APPLYING THE PRINCIPLES OF COLLECTIVE INTELLIGENCE SYSTEMS TO THE DYNAMIC AND COOPERATIVE DEVELOPMENT OF CASE STUDIES WITH STUDENTS
University of the Basque Country (SPAIN)
About this paper:
Appears in: INTED2011 Proceedings
Publication year: 2011
Conference name: 5th International Technology, Education and Development Conference
Dates: 7-9 March, 2011
Location: Valencia, Spain
Abstract:This project is related to the development of Case Studies referred to the concepts of innovation and entrepreneurship via networking. Case Studies are collaboratively developed by students and teachers. To prompt students’ motivation the collaborative intelligence framework is used (Malone, Laubacher, and Dellarocas 2009). This framework identifies the underlying building blocks at the heart of collective intelligence systems (or genes). These genes are defined by the answers to two pairs of key questions: (1) Who is performing the task? Why are they doing it? and (2) What is being accomplished? How is it being done? The project seeks the possible answers to these key questions in the context of the development of Case Studies by students. Virtual platforms are used to achieve students’ involvement. Over the past decade, the rise of the Internet has enabled the emergence of surprising new forms of collective intelligence . The first question to be answered is, Who undertakes the activity? Here there are two basic genes: hierarchy and crowd. We answer this question in our specific context by letting that all students have permanent access to the projects of the projects of other students from the very beginning, and contribute comments, suggestions and assessments. The second question is: Why are they doing it? Questions about human motivation are not easy to answer. As a simplified overview of the possibilities, however, three basic Why genes can cover the high level motivations that lead people to participate in collective intelligence systems: pursue value, glory and love.
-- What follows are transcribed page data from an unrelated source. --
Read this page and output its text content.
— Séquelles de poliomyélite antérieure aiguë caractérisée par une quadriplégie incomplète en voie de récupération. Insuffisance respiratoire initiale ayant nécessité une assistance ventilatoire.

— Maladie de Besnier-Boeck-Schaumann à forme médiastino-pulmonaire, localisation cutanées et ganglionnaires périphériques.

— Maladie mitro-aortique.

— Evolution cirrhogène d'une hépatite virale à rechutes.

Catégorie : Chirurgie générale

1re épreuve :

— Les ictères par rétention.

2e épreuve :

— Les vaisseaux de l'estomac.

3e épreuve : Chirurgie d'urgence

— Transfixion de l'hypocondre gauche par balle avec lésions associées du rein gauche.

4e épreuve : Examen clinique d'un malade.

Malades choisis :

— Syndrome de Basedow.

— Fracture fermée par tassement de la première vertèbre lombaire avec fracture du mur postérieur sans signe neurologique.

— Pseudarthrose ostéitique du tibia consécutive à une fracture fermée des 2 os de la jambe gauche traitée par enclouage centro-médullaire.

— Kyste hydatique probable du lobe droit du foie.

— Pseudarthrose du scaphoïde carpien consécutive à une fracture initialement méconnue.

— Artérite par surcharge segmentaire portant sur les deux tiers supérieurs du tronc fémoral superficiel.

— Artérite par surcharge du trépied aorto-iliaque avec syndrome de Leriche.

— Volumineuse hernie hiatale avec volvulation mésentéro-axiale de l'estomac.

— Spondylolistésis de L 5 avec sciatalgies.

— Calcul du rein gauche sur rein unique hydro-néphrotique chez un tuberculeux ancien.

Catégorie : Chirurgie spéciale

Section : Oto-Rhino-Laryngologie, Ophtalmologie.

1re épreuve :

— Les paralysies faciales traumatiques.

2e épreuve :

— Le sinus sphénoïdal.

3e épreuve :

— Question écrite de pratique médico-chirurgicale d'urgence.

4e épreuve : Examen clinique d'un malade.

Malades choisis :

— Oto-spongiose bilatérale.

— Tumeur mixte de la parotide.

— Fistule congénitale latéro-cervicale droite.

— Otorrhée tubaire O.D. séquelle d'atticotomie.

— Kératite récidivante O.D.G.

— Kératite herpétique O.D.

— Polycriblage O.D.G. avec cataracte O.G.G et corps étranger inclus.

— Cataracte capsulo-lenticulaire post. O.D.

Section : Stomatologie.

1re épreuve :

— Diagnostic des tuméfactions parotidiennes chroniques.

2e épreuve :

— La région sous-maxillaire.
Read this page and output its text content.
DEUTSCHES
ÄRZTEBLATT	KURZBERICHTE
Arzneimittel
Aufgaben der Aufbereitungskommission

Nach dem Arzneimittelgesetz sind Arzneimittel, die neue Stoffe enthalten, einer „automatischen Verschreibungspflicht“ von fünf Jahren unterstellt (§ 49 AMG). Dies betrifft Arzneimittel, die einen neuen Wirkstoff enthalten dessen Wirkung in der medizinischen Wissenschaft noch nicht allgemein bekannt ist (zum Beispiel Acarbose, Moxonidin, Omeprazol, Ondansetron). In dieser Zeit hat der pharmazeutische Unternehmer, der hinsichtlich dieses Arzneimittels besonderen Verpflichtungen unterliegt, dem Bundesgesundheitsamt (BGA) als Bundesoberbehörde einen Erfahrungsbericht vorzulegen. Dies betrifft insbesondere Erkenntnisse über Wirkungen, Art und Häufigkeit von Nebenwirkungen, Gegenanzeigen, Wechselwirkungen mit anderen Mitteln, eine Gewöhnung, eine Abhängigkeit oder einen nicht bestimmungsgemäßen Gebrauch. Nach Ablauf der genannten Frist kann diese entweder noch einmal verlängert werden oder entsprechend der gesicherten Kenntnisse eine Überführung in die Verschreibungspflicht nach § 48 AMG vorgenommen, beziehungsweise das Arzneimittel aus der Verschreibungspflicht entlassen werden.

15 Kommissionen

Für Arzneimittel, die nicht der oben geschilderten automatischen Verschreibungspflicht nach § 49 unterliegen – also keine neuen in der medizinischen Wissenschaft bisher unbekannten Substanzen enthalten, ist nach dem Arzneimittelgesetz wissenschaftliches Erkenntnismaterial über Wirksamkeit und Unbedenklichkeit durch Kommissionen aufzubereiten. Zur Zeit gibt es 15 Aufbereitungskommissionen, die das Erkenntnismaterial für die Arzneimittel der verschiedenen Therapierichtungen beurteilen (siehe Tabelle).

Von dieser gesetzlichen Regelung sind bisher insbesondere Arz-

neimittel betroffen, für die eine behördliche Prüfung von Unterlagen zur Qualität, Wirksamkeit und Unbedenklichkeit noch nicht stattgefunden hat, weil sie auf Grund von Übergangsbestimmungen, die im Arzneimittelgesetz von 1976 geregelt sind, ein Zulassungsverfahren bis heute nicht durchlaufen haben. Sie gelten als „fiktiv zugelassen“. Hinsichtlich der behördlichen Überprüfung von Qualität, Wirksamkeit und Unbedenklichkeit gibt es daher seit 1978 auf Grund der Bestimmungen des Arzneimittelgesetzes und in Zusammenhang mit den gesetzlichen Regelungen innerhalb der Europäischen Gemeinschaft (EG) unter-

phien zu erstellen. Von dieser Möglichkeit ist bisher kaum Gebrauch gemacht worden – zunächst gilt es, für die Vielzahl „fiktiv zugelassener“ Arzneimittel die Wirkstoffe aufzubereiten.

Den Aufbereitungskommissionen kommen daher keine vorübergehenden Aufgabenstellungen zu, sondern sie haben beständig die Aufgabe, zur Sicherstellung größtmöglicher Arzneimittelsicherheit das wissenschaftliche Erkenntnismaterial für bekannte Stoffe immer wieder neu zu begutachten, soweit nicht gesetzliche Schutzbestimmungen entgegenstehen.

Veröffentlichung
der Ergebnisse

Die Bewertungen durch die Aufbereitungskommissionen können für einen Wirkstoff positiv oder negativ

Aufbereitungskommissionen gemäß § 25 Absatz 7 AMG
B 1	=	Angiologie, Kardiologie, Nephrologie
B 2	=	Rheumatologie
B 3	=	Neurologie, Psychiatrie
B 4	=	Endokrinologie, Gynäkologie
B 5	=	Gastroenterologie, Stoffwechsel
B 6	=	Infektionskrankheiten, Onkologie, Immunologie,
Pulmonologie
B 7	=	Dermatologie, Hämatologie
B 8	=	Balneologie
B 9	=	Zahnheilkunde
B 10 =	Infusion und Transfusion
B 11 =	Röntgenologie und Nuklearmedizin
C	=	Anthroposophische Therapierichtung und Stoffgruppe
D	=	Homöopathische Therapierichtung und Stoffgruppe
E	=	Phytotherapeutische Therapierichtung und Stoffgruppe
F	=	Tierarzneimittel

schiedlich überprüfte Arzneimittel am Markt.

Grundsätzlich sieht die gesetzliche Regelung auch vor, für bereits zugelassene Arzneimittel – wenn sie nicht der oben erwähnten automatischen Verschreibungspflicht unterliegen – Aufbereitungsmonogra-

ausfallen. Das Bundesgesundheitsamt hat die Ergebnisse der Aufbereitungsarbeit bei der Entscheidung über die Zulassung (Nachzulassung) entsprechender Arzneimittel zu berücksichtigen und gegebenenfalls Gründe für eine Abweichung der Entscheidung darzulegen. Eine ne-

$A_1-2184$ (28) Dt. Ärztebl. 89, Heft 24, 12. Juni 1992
We use all these motivational levers to achieve students’ motivation. The Love gene can take several forms: people can be motivated by their intrinsic enjoyment of an activity, by the opportunities it provides to socialize with others, or because it makes them feel they are contributing to a cause larger than themselves. Studies of Wikipedia have shown that its participants are motivated by all three of these variants of the Love gene. We intend to create an environment in which enjoyment and support to others are emphasized. Glory or recognition is another important motivator. The programmers in many open source software communities, for example, are motivated by the desire to be recognized by peers for their contributions. As a consequence is crucial that relevant contributions be emphasized by teachers and students.
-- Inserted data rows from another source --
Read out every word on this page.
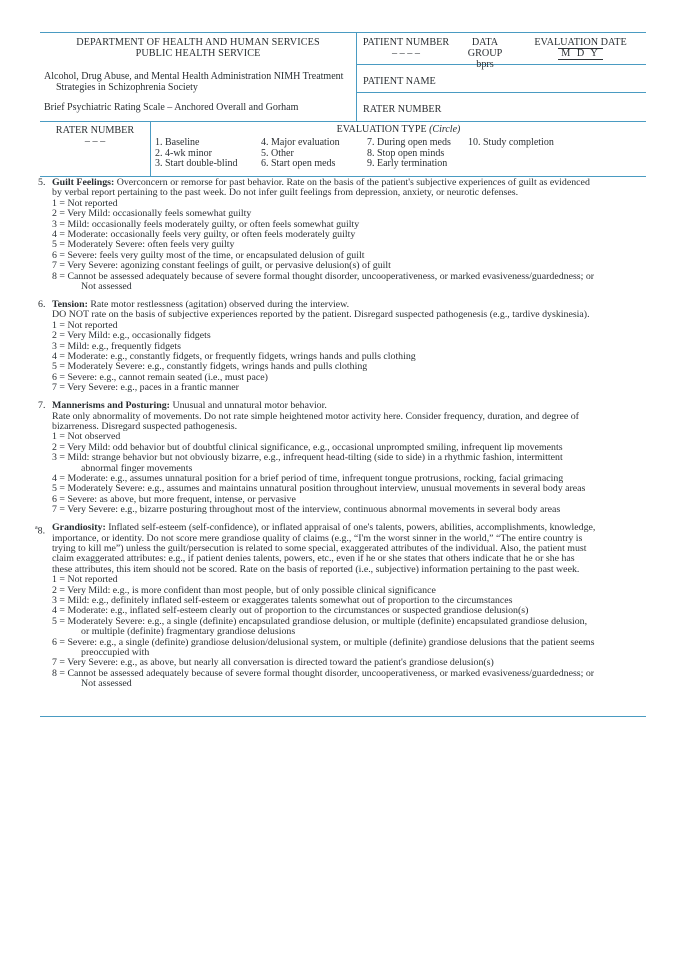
DEPARTMENT OF HEALTH AND HUMAN SERVICES
PUBLIC HEALTH SERVICE
Alcohol, Drug Abuse, and Mental Health Administration NIMH Treatment
Strategies in Schizophrenia Society
Brief Psychiatric Rating Scale – Anchored Overall and Gorham
PATIENT NUMBER
– – – –
DATA GROUP
bprs
EVALUATION DATE
M D Y
PATIENT NAME
RATER NUMBER
RATER NUMBER
– – –
EVALUATION TYPE (Circle)
1. Baseline	4. Major evaluation	7. During open meds	10. Study completion
2. 4-wk minor	5. Other	8. Stop open minds
3. Start double-blind	6. Start open meds	9. Early termination
5. Guilt Feelings: Overconcern or remorse for past behavior. Rate on the basis of the patient's subjective experiences of guilt as evidenced
by verbal report pertaining to the past week. Do not infer guilt feelings from depression, anxiety, or neurotic defenses.
1 = Not reported
2 = Very Mild: occasionally feels somewhat guilty
3 = Mild: occasionally feels moderately guilty, or often feels somewhat guilty
4 = Moderate: occasionally feels very guilty, or often feels moderately guilty
5 = Moderately Severe: often feels very guilty
6 = Severe: feels very guilty most of the time, or encapsulated delusion of guilt
7 = Very Severe: agonizing constant feelings of guilt, or pervasive delusion(s) of guilt
8 = Cannot be assessed adequately because of severe formal thought disorder, uncooperativeness, or marked evasiveness/guardedness; or
Not assessed
6. Tension: Rate motor restlessness (agitation) observed during the interview.
DO NOT rate on the basis of subjective experiences reported by the patient. Disregard suspected pathogenesis (e.g., tardive dyskinesia).
1 = Not reported
2 = Very Mild: e.g., occasionally fidgets
3 = Mild: e.g., frequently fidgets
4 = Moderate: e.g., constantly fidgets, or frequently fidgets, wrings hands and pulls clothing
5 = Moderately Severe: e.g., constantly fidgets, wrings hands and pulls clothing
6 = Severe: e.g., cannot remain seated (i.e., must pace)
7 = Very Severe: e.g., paces in a frantic manner
7. Mannerisms and Posturing: Unusual and unnatural motor behavior.
Rate only abnormality of movements. Do not rate simple heightened motor activity here. Consider frequency, duration, and degree of
bizarreness. Disregard suspected pathogenesis.
1 = Not observed
2 = Very Mild: odd behavior but of doubtful clinical significance, e.g., occasional unprompted smiling, infrequent lip movements
3 = Mild: strange behavior but not obviously bizarre, e.g., infrequent head-tilting (side to side) in a rhythmic fashion, intermittent
abnormal finger movements
4 = Moderate: e.g., assumes unnatural position for a brief period of time, infrequent tongue protrusions, rocking, facial grimacing
5 = Moderately Severe: e.g., assumes and maintains unnatural position throughout interview, unusual movements in several body areas
6 = Severe: as above, but more frequent, intense, or pervasive
7 = Very Severe: e.g., bizarre posturing throughout most of the interview, continuous abnormal movements in several body areas
$^a$8. Grandiosity: Inflated self-esteem (self-confidence), or inflated appraisal of one's talents, powers, abilities, accomplishments, knowledge,
importance, or identity. Do not score mere grandiose quality of claims (e.g., “I'm the worst sinner in the world,” “The entire country is
trying to kill me”) unless the guilt/persecution is related to some special, exaggerated attributes of the individual. Also, the patient must
claim exaggerated attributes: e.g., if patient denies talents, powers, etc., even if he or she states that others indicate that he or she has
these attributes, this item should not be scored. Rate on the basis of reported (i.e., subjective) information pertaining to the past week.
1 = Not reported
2 = Very Mild: e.g., is more confident than most people, but of only possible clinical significance
3 = Mild: e.g., definitely inflated self-esteem or exaggerates talents somewhat out of proportion to the circumstances
4 = Moderate: e.g., inflated self-esteem clearly out of proportion to the circumstances or suspected grandiose delusion(s)
5 = Moderately Severe: e.g., a single (definite) encapsulated grandiose delusion, or multiple (definite) encapsulated grandiose delusion,
or multiple (definite) fragmentary grandiose delusions
6 = Severe: e.g., a single (definite) grandiose delusion/delusional system, or multiple (definite) grandiose delusions that the patient seems
preoccupied with
7 = Very Severe: e.g., as above, but nearly all conversation is directed toward the patient's grandiose delusion(s)
8 = Cannot be assessed adequately because of severe formal thought disorder, uncooperativeness, or marked evasiveness/guardedness; or
Not assessed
The third question to be answered for any activity is: What is being done? For What, the many organizational goals encountered in collective intelligence systems can be boiled down into two basic genes: Create and Decide. In the Create gene, the group of students generate something new—a new chapter of their Case Study. In the Decide gene, the students evaluate and select alternatives—deciding for instance which is the best Case Study. The final question to be answered concerning an activity is, How is it being done? In traditional organizations, the How question is typically answered by describing the organizational structures and processes. Many collective intelligence systems still use hierarchies for some of their tasks, but what is novel is how they use crowds. So we focus on instances of the How gene where the crowd does the Create or Decide task. Each group of students has full autonomy to develop their project, but they use ideas from their colleagues. Good practices are awarded.
Keywords: Collaborative intelligence, case studies, innovation.